As for recordkeeping “homes,” one can hardly blame marketing/sales for putting their offerings’ best promotional foot forward in any commercial endeavor. In fact, those materials may well make statements or performance claims that are 100% accurate, and even understated. But—as was the case with our visualizations, I wouldn’t take any at face value without some level of validation.

Consider a Site Visit

As I noted, our previous moves had all been driven by considerations such as my commute, and we often had to make decisions based on distance and economics, rather than an appreciation for the characteristics of the community. Oh, we'd driven around with a realtor, and done some research online—but we never had (or at least felt we had) enough time to really get to experience what it would be like to live there.

While we were somewhat familiar with our targeted area (eastern Tennessee), that was mostly as tourists, and we hadn’t really had a chance to experience the surrounding communities—where we would actually live. So, earlier this year we made it a point to go spend some time driving around and getting a sense of the various communities.

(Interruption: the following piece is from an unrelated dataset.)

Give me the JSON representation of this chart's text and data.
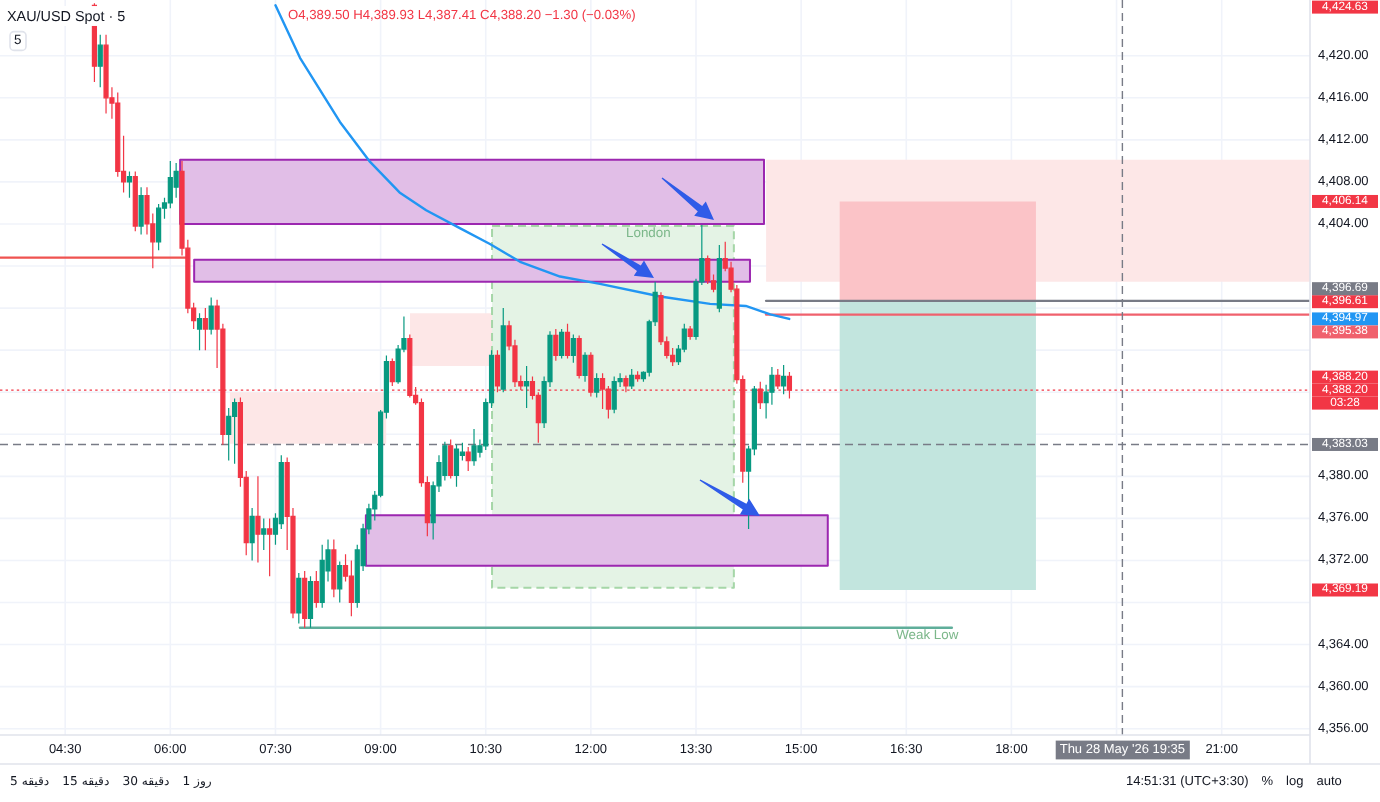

In the process we were able to rule out some as being too remote, others as being too built up, and still others that looked considerably different in person than they did on paper. We weren’t ready to make a decision yet, but having gotten a feel for the realities “on the ground,” it allowed us to better focus our online considerations later.

Admittedly, site visits to providers aren’t always instructive.[i] Let’s face it, however linear and production-flow oriented it may be, this business doesn’t generally lend itself to an assembly line visualization—and walking past row after row of (nearly) identical cubicles might not tell you a lot, however eloquent your guide(s). There is, however, something to be said for actually seeing the place where the “sausage” is made, to see how folks get along, to see the environment in which they operate.   

Hire a Professional ‘Inspector’

Some (perhaps all?) states require an inspection of the property by a licensed inspector. That said, the inspectors we’ve hired over the years have been distressingly inconsistent in the quality and thoroughness of their review (ditto the realtors we’ve engaged, but that’s a story for a different time)—and, generally speaking, (much) less discerning (it seems) than those engaged by the individuals buying OUR house(s). 

That said, this last round our inspector did a world-class review of a property that we’d likely have purchased absent his findings. He went places we didn’t (and in some cases, couldn’t), brought to our attention things I hadn’t considered—and in that process not only documented potential issues, he also noted which were minor and those that would require significant expenditures. Now, admittedly that’s what he was SUPPOSED to do—but we’ve paid more only to have others do less (and then later paid more to remedy the issues they should have identified). It saved us time and money, and I am thrilled that he also did the inspection on the house we chose next. 

There’s a lot that goes into making a change in providers, and it requires information and expertise that most plan sponsors don’t have, and don’t really have an opportunity to become expert in. Change can be difficult, but a change that makes a bad situation worse, or that belies the promises in the marketing brochures and sales pitch—well, that can be a nightmare—albeit one that frequently doesn’t manifest itself right away. All the more so in view of the fiduciary responsibility—and personal liability—for decisions that aren’t in the best interests of plan participants and beneficiaries.

In sum, you’re not required to be an expert in such matters—but ERISA requires that, if you’re not, you engage the services of those who are. And that’s an essential element in “making a move” to a new home—or deciding not to.

- Nevin E. Adams, JD

 

[i] Failing that, there’s something to be said for the perspective of experts who HAVE made that visit—and/or the references of current (and preferably EX) clients.